Spice Pickled Burdock Root is a modern British recipe for classic preserve of parboiled burdock root pieces preserved in spiced malt vinegar. The full recipe is presented here and I hope you enjoy this classic British version of: Spice Pickled Burdock Root.

prep time

20 minutes

cook time

20 minutes

Total Time:

40 minutes

Additional Time:

(+2 weeks maturing)

Makes:

1 jar

Rating: 4.5 star rating

Tags : Wild FoodSpice RecipesBritish Recipes



Burdock root is another wild food that lends itself well to picling in spiced and sweetened vinegar.
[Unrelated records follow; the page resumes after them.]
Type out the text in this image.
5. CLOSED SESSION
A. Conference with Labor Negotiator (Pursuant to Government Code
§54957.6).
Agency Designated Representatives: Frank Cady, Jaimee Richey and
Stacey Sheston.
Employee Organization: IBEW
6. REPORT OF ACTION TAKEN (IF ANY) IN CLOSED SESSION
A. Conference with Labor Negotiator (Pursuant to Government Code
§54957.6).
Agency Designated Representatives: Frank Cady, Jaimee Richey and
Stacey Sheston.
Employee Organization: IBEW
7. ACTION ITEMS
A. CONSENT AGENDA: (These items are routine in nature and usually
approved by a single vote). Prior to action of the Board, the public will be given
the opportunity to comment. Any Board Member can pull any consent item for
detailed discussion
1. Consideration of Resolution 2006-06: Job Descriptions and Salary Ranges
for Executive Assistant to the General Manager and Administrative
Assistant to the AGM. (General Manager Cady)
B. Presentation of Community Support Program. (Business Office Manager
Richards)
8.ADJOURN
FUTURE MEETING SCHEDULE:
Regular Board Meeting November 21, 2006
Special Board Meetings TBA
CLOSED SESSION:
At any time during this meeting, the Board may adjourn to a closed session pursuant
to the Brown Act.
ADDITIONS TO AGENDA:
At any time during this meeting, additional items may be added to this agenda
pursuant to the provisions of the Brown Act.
After preparing and pickling in this way the burdock root can be served raw as an accompaniment or in a salad.

Ingredients:

3 burdock roots
400ml malt vinegar
2 tbsp sugar
1/2 tsp black peppercorns
1/2 tsp mustard seeds
1/4 tsp coriander seeds
2 cloves
4 allspice berries
2 slices of fresh ginger

Method:

Peel and wash the burdock root, then cut into slivers large enough to fit in your pickling jar. Bring a pan of salted water to a boil, add the burdock root pieces and boil for 5 minutes. Drain in a colander, refresh in cold water, pat dry then pack in a sterilized and warmed pickling jar.
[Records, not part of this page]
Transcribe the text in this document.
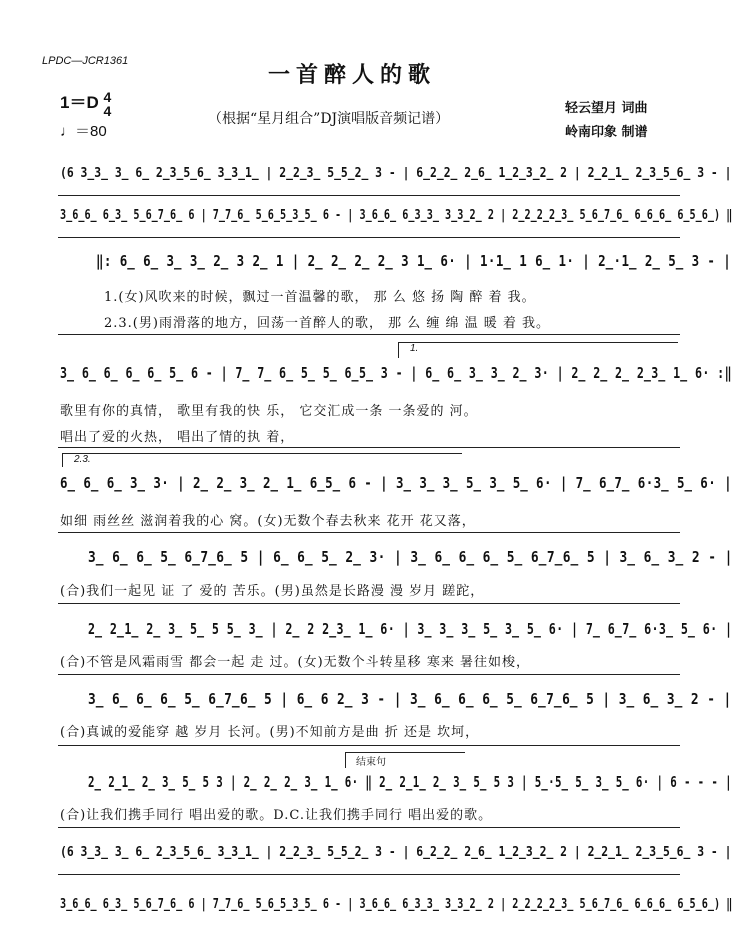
LPDC—JCR1361
一首醉人的歌
1＝D 4
4
♩＝80
（根据“星月组合”DJ演唱版音频记谱）
轻云望月 词曲
岭南印象 制谱
(6 3̲3̲ 3̲ 6̲ 2̲3̲5̲6̲ 3̲3̲1̲ | 2̲2̲3̲ 5̲5̲2̲ 3 - | 6̲2̲2̲ 2̲6̲ 1̲2̲3̲2̲ 2 | 2̲2̲1̲ 2̲3̲5̲6̲ 3 - |
3̲6̲6̲ 6̲3̲ 5̲6̲7̲6̲ 6 | 7̲7̲6̲ 5̲6̲5̲3̲5̲ 6 - | 3̲6̲6̲ 6̲3̲3̲ 3̲3̲2̲ 2 | 2̲2̲2̲2̲3̲ 5̲6̲7̲6̲ 6̲6̲6̲ 6̲5̲6̲) ‖
‖: 6̲ 6̲ 3̲ 3̲ 2̲ 3 2̲ 1 | 2̲ 2̲ 2̲ 2̲ 3 1̲ 6· | 1·1̲ 1 6̲ 1· | 2̲·1̲ 2̲ 5̲ 3 - |
1.(女)风吹来的时候，飘过一首温馨的歌， 那 么 悠 扬 陶 醉 着 我。
2.3.(男)雨滑落的地方，回荡一首醉人的歌， 那 么 缠 绵 温 暖 着 我。
1.
3̲ 6̲ 6̲ 6̲ 6̲ 5̲ 6 - | 7̲ 7̲ 6̲ 5̲ 5̲ 6̲5̲ 3 - | 6̲ 6̲ 3̲ 3̲ 2̲ 3· | 2̲ 2̲ 2̲ 2̲3̲ 1̲ 6· :‖
歌里有你的真情， 歌里有我的快 乐， 它交汇成一条 一条爱的 河。
唱出了爱的火热， 唱出了情的执 着，
2.3.
6̲ 6̲ 6̲ 3̲ 3· | 2̲ 2̲ 3̲ 2̲ 1̲ 6̲5̲ 6 - | 3̲ 3̲ 3̲ 5̲ 3̲ 5̲ 6· | 7̲ 6̲7̲ 6·3̲ 5̲ 6· |
如细 雨丝丝 滋润着我的心 窝。(女)无数个春去秋来 花开 花又落，
3̲ 6̲ 6̲ 5̲ 6̲7̲6̲ 5 | 6̲ 6̲ 5̲ 2̲ 3· | 3̲ 6̲ 6̲ 6̲ 5̲ 6̲7̲6̲ 5 | 3̲ 6̲ 3̲ 2 - |
(合)我们一起见 证 了 爱的 苦乐。(男)虽然是长路漫 漫 岁月 蹉跎，
2̲ 2̲1̲ 2̲ 3̲ 5̲ 5 5̲ 3̲ | 2̲ 2 2̲3̲ 1̲ 6· | 3̲ 3̲ 3̲ 5̲ 3̲ 5̲ 6· | 7̲ 6̲7̲ 6·3̲ 5̲ 6· |
(合)不管是风霜雨雪 都会一起 走 过。(女)无数个斗转星移 寒来 暑往如梭，
3̲ 6̲ 6̲ 6̲ 5̲ 6̲7̲6̲ 5 | 6̲ 6 2̲ 3 - | 3̲ 6̲ 6̲ 6̲ 5̲ 6̲7̲6̲ 5 | 3̲ 6̲ 3̲ 2 - |
(合)真诚的爱能穿 越 岁月 长河。(男)不知前方是曲 折 还是 坎坷，
结束句
2̲ 2̲1̲ 2̲ 3̲ 5̲ 5 3 | 2̲ 2̲ 2̲ 3̲ 1̲ 6· ‖ 2̲ 2̲1̲ 2̲ 3̲ 5̲ 5 3 | 5̲·5̲ 5̲ 3̲ 5̲ 6· | 6 - - - |
(合)让我们携手同行 唱出爱的歌。D.C.让我们携手同行 唱出爱的歌。
(6 3̲3̲ 3̲ 6̲ 2̲3̲5̲6̲ 3̲3̲1̲ | 2̲2̲3̲ 5̲5̲2̲ 3 - | 6̲2̲2̲ 2̲6̲ 1̲2̲3̲2̲ 2 | 2̲2̲1̲ 2̲3̲5̲6̲ 3 - |
3̲6̲6̲ 6̲3̲ 5̲6̲7̲6̲ 6 | 7̲7̲6̲ 5̲6̲5̲3̲5̲ 6 - | 3̲6̲6̲ 6̲3̲3̲ 3̲3̲2̲ 2 | 2̲2̲2̲2̲3̲ 5̲6̲7̲6̲ 6̲6̲6̲ 6̲5̲6̲) ‖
Combine the vinegar, sugar, salt and spices in a pan. Heat gently until the sugar dissolves then bring just to a boil then take off the heat and set aside for 10 minutes to infuse.

Pour the still hot vinegar over the burdock root pieces, ensuring they are all covered but leaving a 2cm head space. Secure the lid then set aside to cool before labelling and storing.

Allow to mature for at leaast 2 weeks before using. Once opened store in the refrigerator.